Несмотря на то, что было уже около часу ночи, в правлении колхоза горел свет, и Тимер с другом повернули прямо туда. Навстречу им вышли Байназар и Якуб. Байназар, увидев редактора вместе с председателем, подумал, что тому уже все известно о письме. Ему стало неловко, и он заторопился распрячь лошадей. Но Тимер сам подошел к нему и дружески пожал руку:

— Ну как дела?

— Дела по-старому, — сказал Байназар, обрадовавшись этому теплому рукопожатию. — Вот сижу на дежурстве, пока все идет нормально.

Распрягли лошадей, поставили их в сарай и зашли в правление. Тимер под большим секретом сообщил, что Гарей сбежал из лагеря и, что вполне возможно, крутится где-то в этих местах. Завтра надо будет провести общее собрание колхозников.

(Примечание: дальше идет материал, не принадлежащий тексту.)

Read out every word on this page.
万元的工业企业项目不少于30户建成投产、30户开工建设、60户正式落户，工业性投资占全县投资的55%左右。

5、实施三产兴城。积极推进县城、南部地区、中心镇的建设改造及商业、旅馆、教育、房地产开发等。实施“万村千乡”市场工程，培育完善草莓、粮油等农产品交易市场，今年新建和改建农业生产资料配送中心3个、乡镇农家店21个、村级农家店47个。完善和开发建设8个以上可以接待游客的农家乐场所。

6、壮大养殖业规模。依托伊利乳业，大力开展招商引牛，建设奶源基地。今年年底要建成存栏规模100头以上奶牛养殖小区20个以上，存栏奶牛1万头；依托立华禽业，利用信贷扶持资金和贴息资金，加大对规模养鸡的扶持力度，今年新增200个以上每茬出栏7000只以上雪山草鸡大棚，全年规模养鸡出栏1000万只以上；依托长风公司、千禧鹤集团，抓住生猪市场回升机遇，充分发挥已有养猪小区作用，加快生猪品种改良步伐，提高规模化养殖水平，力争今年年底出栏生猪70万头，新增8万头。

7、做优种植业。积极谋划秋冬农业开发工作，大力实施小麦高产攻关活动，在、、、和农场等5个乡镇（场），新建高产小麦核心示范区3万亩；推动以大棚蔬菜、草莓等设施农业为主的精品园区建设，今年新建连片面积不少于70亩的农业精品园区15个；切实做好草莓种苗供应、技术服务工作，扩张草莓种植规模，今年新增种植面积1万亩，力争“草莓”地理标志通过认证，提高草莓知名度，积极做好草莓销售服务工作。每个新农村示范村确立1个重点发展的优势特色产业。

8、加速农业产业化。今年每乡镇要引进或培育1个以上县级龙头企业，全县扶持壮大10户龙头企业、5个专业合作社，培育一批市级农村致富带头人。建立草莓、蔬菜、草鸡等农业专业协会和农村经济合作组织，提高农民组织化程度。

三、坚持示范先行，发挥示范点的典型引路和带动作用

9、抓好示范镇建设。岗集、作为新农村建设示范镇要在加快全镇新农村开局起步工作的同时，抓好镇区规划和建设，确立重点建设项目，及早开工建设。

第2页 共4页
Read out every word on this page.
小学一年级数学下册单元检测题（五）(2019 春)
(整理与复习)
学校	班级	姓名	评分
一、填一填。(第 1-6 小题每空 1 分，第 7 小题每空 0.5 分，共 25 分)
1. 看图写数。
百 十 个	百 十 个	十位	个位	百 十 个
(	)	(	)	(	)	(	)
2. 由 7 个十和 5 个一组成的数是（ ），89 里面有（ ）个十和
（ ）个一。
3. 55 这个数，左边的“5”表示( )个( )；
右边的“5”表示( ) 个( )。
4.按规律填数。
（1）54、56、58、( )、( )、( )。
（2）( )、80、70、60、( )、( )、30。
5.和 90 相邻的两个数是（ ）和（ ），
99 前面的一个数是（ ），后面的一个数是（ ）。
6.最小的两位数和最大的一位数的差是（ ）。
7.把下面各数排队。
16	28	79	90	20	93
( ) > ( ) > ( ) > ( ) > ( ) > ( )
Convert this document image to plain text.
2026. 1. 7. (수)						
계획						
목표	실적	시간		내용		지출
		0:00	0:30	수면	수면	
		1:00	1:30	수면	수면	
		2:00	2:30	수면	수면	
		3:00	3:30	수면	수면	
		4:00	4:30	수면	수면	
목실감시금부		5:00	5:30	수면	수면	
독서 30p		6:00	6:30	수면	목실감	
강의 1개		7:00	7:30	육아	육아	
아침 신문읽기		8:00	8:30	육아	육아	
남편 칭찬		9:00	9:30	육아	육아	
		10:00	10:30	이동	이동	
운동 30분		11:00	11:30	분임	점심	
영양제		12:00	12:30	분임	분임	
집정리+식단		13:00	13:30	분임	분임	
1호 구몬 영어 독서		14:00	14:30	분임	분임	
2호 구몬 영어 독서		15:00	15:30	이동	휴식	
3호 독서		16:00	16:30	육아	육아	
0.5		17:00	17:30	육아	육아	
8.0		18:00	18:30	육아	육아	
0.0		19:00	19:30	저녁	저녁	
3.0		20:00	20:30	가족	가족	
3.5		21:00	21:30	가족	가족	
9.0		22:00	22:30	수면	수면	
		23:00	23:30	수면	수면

Время было позднее, все устали, и поэтому Якуб сказал:

— Ладно, утро вечера мудренее, на сегодня разговоров хватит. Завтра обсудим все основательно.

Он поднялся с места, Тимер и Галяу тоже встали. В правлении остался лишь дежурный Байназар.

Но в эту ночь ни Байназар, ни Якуб не могли уснуть. Одного беспокоил мнимый Хызыр-Ильяс, другого — воры, пытавшиеся проникнуть на склад фермы.

После того, как вышли из правления, Якуб покинул своих спутников, и в голову ему пришла неожиданная мысль: этот слепой гадальщик наверняка был Гарей! Постепенно он уверился в этом твердо. Тут пришли в голову и пропавшие кони, и чистые бланки, найденные в портфеле у липового адвоката Шавали. «Дальше тянуть нельзя, — решил он. — Надо проверить, выйти на след». Якуб был человек дела, и раз уж что решил, то больше не колебался. Он торопливо зашагал к дому своего друга Булата.

— Ты что так поздно? — удивился тот. — Или опять на охоту? Ну и беспокойный же ты человек, Якуб.

— Не шуми, а быстрее одевайся!

— Ладно. Я-то уж буду неплохим проводником охотнику, — сказал Булат и быстро оделся.

Они сели на коней и поехали прямо в Максютово. В деревне уже все спали, не было видно ни одного огонька. Дом Шавали стоял на краю деревни, и они направились прямо к нему. Еще по дороге Якуб высказал другу свои подозрения. Тот пытался возразить:

— Зачем ты суешься в дело милиции? А вдруг выпустишь из рук стервятника?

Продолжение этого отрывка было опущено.